27 November 2002
Minneapolis DFL Party
Re: Open meetings
Tuesday 17 December, 6:30 p.m., East Lake Library, 2727 East Lake Street, Minneapolis
Monday 20 January, 6:30 p.m., East Side Neighborhood Service Inc., 1929 NE Second Street, Minneapolis
Dear fellow committee member:
For the past few weeks, I have been averaging several calls or messages a day from other DFLers reeling from the recent election and looking for ways both of venting and of planning a constructive use of the impending time in exile. Here is one example (quoted with the author’s permission):
I keep hearing from DFLers who are in no mood to roll over, who want to know how they can plug into the party and make it better—and get us better candidates. What can I tell them? Is there any movement afoot? Any meetings planned where grassroot DFLers who want to organize and get this party stronger can come together?
There’s tons of energy out there. I’d love to figure out a way to start harnessing it. I figure since we’re going to be in the political wilderness for awhile, let’s use the time wisely. If there are any such gatherings happening, would you please let me know or put me on the invite list.
Interestingly, about half the DFLers that I have heard from (including the one who wrote the message just quoted) are not the usual suspects—they are not Party insiders, not Central Committee members, just faithful voters who don’t understand why the Party fared so poorly at the polls.
After consulting the other officers and senate-district chairs, we will be calling two City Central Committee meetings—one in December, and another in January so that the conversation can include members who cannot attend the December meeting—as a forum for these discussions:
I am not envisioning any agenda, just a forum for talking, listening, and reasoning together. I am also planning on inviting not only the Central Committee, but all the delegates elected at the precinct caucuses, as well as members from outside Minneapolis.
The meetings that I am envisioning are responding to the immediate post-election environment, which has built up an unusual pressure point in the Party. My perception is that there is much consternation, particularly among members who are not involved in the Party’s leadership at any level; and that, because there is no broad-based discussion going on, there are many insular and uncoordinated groups springing up around various issues that may harden into insular and uncoordinated agendas when we finally begin talking to each other. My short-term goal is relieving that pressure by advancing the process of getting everyone talking together in one room. I suggested that there be no agenda so that we don’t get into a debate about whose issue is most important or whose solution is the best—I think that we need a little while where we are all just listening to each other, before we go off figuring out what must be done. I therefore propose the following ground rules:
1. The meeting’s only agenda is an open conversation among interested DFLers about the Party’s direction and future. Every DFLer is welcome and, for these rules’ purposes, a "member" means any DFLer, regardless of whether he or she is on the City Central Committee or lives in Minneapolis.

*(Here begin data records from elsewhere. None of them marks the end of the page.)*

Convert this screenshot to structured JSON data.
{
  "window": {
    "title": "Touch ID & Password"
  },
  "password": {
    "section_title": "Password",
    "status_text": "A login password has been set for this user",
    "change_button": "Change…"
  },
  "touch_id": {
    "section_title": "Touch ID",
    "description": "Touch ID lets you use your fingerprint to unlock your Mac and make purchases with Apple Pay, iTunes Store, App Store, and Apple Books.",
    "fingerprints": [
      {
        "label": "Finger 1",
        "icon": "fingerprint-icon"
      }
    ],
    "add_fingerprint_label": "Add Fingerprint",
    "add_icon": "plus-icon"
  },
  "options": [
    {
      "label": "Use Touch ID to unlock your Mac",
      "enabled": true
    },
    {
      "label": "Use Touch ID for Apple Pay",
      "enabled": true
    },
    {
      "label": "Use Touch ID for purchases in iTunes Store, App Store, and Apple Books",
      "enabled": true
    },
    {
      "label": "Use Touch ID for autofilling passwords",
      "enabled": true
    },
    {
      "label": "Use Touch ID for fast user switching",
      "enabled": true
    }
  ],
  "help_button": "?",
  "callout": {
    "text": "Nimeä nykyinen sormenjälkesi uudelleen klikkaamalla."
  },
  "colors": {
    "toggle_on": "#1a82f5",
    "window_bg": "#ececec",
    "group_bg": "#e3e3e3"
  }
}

2. Any member may, before the meeting, submit written remarks, which the chair will—
(a) circulate at the meeting, if possible; and
(b) share after the meeting with other interested leaders in the City, Congressional District, and State Party organizations.
3. Each speaker may speak for up to five minutes per speech. No member is entitled to the floor for a second speech as long as any other member who has not yet spoken is seeking the floor.
4. The chair will generally recognize each member who seeks the floor, in the order in which he or she seeks it. Any public officer, endorsed or other candidate for public office, Party officer or leader, candidate for Party office, other pooh-bah, or member organizing an interest group or a volunteer opportunity may speak on the same basis as any other member, and may identify himself or herself and his or her office, group, or opportunity, but is not thereby entitled to preference in being recognized over any other member.
5. A nonmember—that is, a member of another political party, or a citizen who is not a member of any political party—may—
(a) attend the meeting; and
(b) participate, to the extent that he or she is offering constructive commentary or criticism about how the DFL Party can reach voters outside its membership.
But a nonmember’s rights are subject to the members’ rights, which the chair may take into account when assigning the floor.
6. Each speaker must address his or remarks to the meeting. A speaker may comment, respectfully, on another member’s remarks, in which case the other member may respond when it is his or her turn, but is not thereby entitled to preference in being recognized over any other member.
7. A speaker may ask a question that can be answered with an objective fact, such as a question about the Party’s constitution, bylaws, or call, in which case the chair will answer the question or may refer the question to a knowledgeable member for an answer.
8. The chair will rule on any question of decorum or privilege in the first instance, subject to an appeal to the Central Committee, in which case the voting delegates to the Central Committee will decide the appeal.
9. The meeting will not take any straw poll or other vote supporting or opposing any particular idea, issue, or remark. No main motion, nor any other motion except a privileged motion, is in order at this meeting.
10. A motion to adjourn or recess during the meeting’s first hour takes a two-thirds vote.